Gleichzeitig gab es unter der Ägide liberaler und sozialdemokratischer Staatsfunktionäre wie Wilhelm Abegg (DDP, im Polizeipräsidium und Ministerialdirektor der Polizeiabteilung in Preußen) oder Albert Grzesinski (SPD, Berliner Polizeipräsident, Preußischer Innenminister) erste demokratische Polizei­re­for­men. Abegg versuchte, den Po­lizeiapparat mit Republiktreuen zu besetzen. Grzesinski prägte 1926 mit seiner Devise, die Polizei solle „ein Freund, Helfer und Kamerad der Bevölkerung“ sein, den bis heute populären Leitspruch „ Die Polizei – Dein Freund und Helfer“.

Polizei im Nationalsozialismus
1933 übernahmen die Nationalsozialisten den Staat. Die Polizei wurde daraufhin von liberalen und sozialdemokratischen Beamten gesäubert und mit Nazis aus SA und SS besetzt. Von Februar bis August 1933 wurde eine Hilfspolizei eingerichtet. Sie war im Grunde nichts Anderes als eine Verstaatlichung der nationalsozialistischen paramilitärischen Verbände SA, SS und Stahlhelm und sicherte über den Terror gegen politische Gegner_innen die Machtübernahme ab.

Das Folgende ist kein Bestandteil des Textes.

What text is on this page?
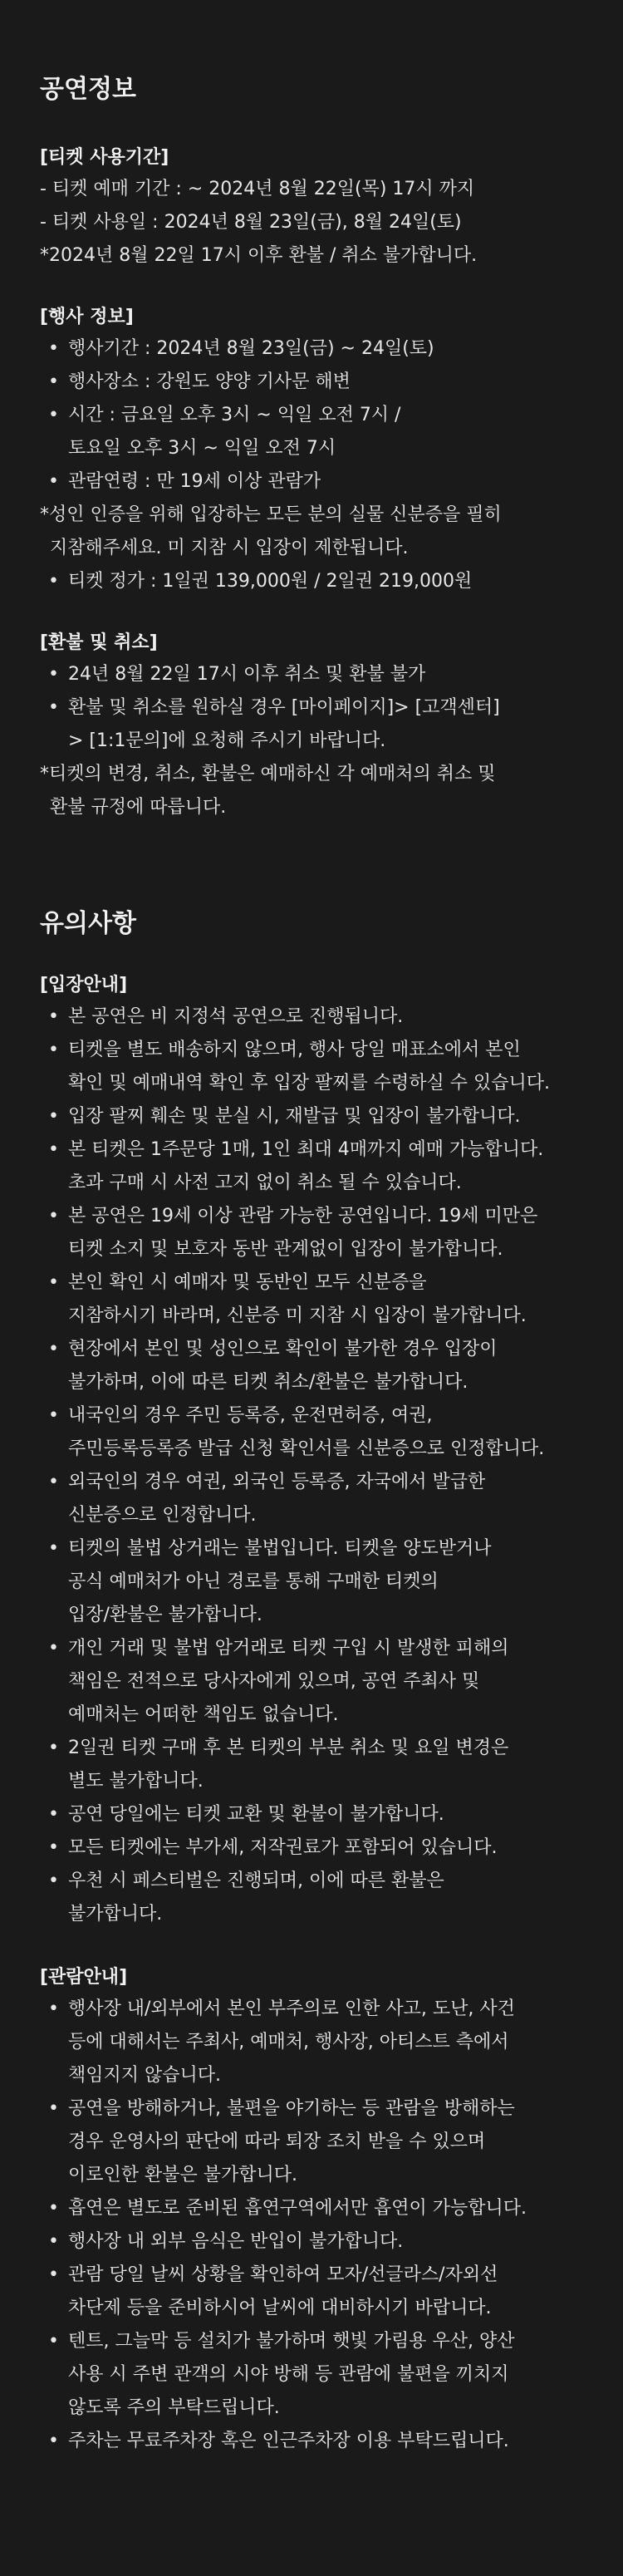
공연정보
[티켓 사용기간]

- 티켓 예매 기간 : ~ 2024년 8월 22일(목) 17시 까지

- 티켓 사용일 : 2024년 8월 23일(금), 8월 24일(토)

*2024년 8월 22일 17시 이후 환불 / 취소 불가합니다.

[행사 정보]
• 행사기간 : 2024년 8월 23일(금) ~ 24일(토)
• 행사장소 : 강원도 양양 기사문 해변
• 시간 : 금요일 오후 3시 ~ 익일 오전 7시 /
토요일 오후 3시 ~ 익일 오전 7시
• 관람연령 : 만 19세 이상 관람가

*성인 인증을 위해 입장하는 모든 분의 실물 신분증을 필히
지참해주세요. 미 지참 시 입장이 제한됩니다.

• 티켓 정가 : 1일권 139,000원 / 2일권 219,000원
[환불 및 취소]
• 24년 8월 22일 17시 이후 취소 및 환불 불가
• 환불 및 취소를 원하실 경우 [마이페이지]> [고객센터]
> [1:1문의]에 요청해 주시기 바랍니다.

*티켓의 변경, 취소, 환불은 예매하신 각 예매처의 취소 및
환불 규정에 따릅니다.

유의사항
[입장안내]
• 본 공연은 비 지정석 공연으로 진행됩니다.
• 티켓을 별도 배송하지 않으며, 행사 당일 매표소에서 본인
확인 및 예매내역 확인 후 입장 팔찌를 수령하실 수 있습니다.
• 입장 팔찌 훼손 및 분실 시, 재발급 및 입장이 불가합니다.
• 본 티켓은 1주문당 1매, 1인 최대 4매까지 예매 가능합니다.
초과 구매 시 사전 고지 없이 취소 될 수 있습니다.
• 본 공연은 19세 이상 관람 가능한 공연입니다. 19세 미만은
티켓 소지 및 보호자 동반 관계없이 입장이 불가합니다.
• 본인 확인 시 예매자 및 동반인 모두 신분증을
지참하시기 바라며, 신분증 미 지참 시 입장이 불가합니다.
• 현장에서 본인 및 성인으로 확인이 불가한 경우 입장이
불가하며, 이에 따른 티켓 취소/환불은 불가합니다.
• 내국인의 경우 주민 등록증, 운전면허증, 여권,
주민등록등록증 발급 신청 확인서를 신분증으로 인정합니다.
• 외국인의 경우 여권, 외국인 등록증, 자국에서 발급한
신분증으로 인정합니다.
• 티켓의 불법 상거래는 불법입니다. 티켓을 양도받거나
공식 예매처가 아닌 경로를 통해 구매한 티켓의
입장/환불은 불가합니다.
• 개인 거래 및 불법 암거래로 티켓 구입 시 발생한 피해의
책임은 전적으로 당사자에게 있으며, 공연 주최사 및
예매처는 어떠한 책임도 없습니다.
• 2일권 티켓 구매 후 본 티켓의 부분 취소 및 요일 변경은
별도 불가합니다.
• 공연 당일에는 티켓 교환 및 환불이 불가합니다.
• 모든 티켓에는 부가세, 저작권료가 포함되어 있습니다.
• 우천 시 페스티벌은 진행되며, 이에 따른 환불은
불가합니다.
[관람안내]
• 행사장 내/외부에서 본인 부주의로 인한 사고, 도난, 사건
등에 대해서는 주최사, 예매처, 행사장, 아티스트 측에서
책임지지 않습니다.
• 공연을 방해하거나, 불편을 야기하는 등 관람을 방해하는
경우 운영사의 판단에 따라 퇴장 조치 받을 수 있으며
이로인한 환불은 불가합니다.
• 흡연은 별도로 준비된 흡연구역에서만 흡연이 가능합니다.
• 행사장 내 외부 음식은 반입이 불가합니다.
• 관람 당일 날씨 상황을 확인하여 모자/선글라스/자외선
차단제 등을 준비하시어 날씨에 대비하시기 바랍니다.
• 텐트, 그늘막 등 설치가 불가하며 햇빛 가림용 우산, 양산
사용 시 주변 관객의 시야 방해 등 관람에 불편을 끼치지
않도록 주의 부탁드립니다.
• 주차는 무료주차장 혹은 인근주차장 이용 부탁드립니다.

In den Folgejahren unterlief auch der Polizeiapparat eine grundlegende Umstrukturierung. 1933/34 wurden im Rahmen der Gleich­schal­tung der Länder auch die bis dahin föderalen Polizeien zentralisiert. 1933 wurde aus der Preußischen Geheimpolizei und entsprechenden Abteilungen der Länder die zentrale Geheime Staatspolizei (GESTAPO) aufgebaut. 1939 wurden die staatliche Polizei und der parteieigene Sicherheitsdienst der SS im Reichssicherheitshauptamt (RSHA) unter der Führung Heinrich Himmlers zusammengelegt.

Bereits 1933 errichtete die Polizei ge­meinsam mit der Hilfspolizei und der SA die ersten Konzentrationslager. Das KZ Nohra bei Weimar gilt als erstes offizielles KZ des Nationalsozialismus. Es wurde vom 3. März 1933 von der Polizei eingerichtet und bestand bis zum 10. Mai 1933. Auch das Nachfolgelager KZ Bad Sulza nördlich von Jena wurde von der Polizei betrieben und erst 1936 der SS übergeben. In den Folgejahren unterhielt die Polizei mit den Polizeihaftlagern und Polizeigefängnissen sowohl im Reichsgebiet wie in den besetzten Gebieten ein eigenes Lagersystem. Darüber hinaus waren Polizeibataillone am Vernich­tungsfeldzug und dem Holo­caust im Osten beteiligt, darunter das Jenaer Polizeibataillon 311.

Die Polizei war also sowohl an der Machtübernahme und -sicherung der Nationalsozialisten als auch an ihrer Terrorherrschaft und der Vernichtungspolitik in Osteuropa beteiligt.

Neuaufbau der Polizei nach dem Zweiten Weltkrieg
Nach der Besetzung Deutschlands übernahmen die Militärpolizeien der Siegermächte die klassischen Polizeiaufgaben. Sowohl in Ost wie West wurden nach der Staatsgründung eigene Polizeien nach dem Vorbild der paramilitärischen Weimarer Polizei aufgebaut.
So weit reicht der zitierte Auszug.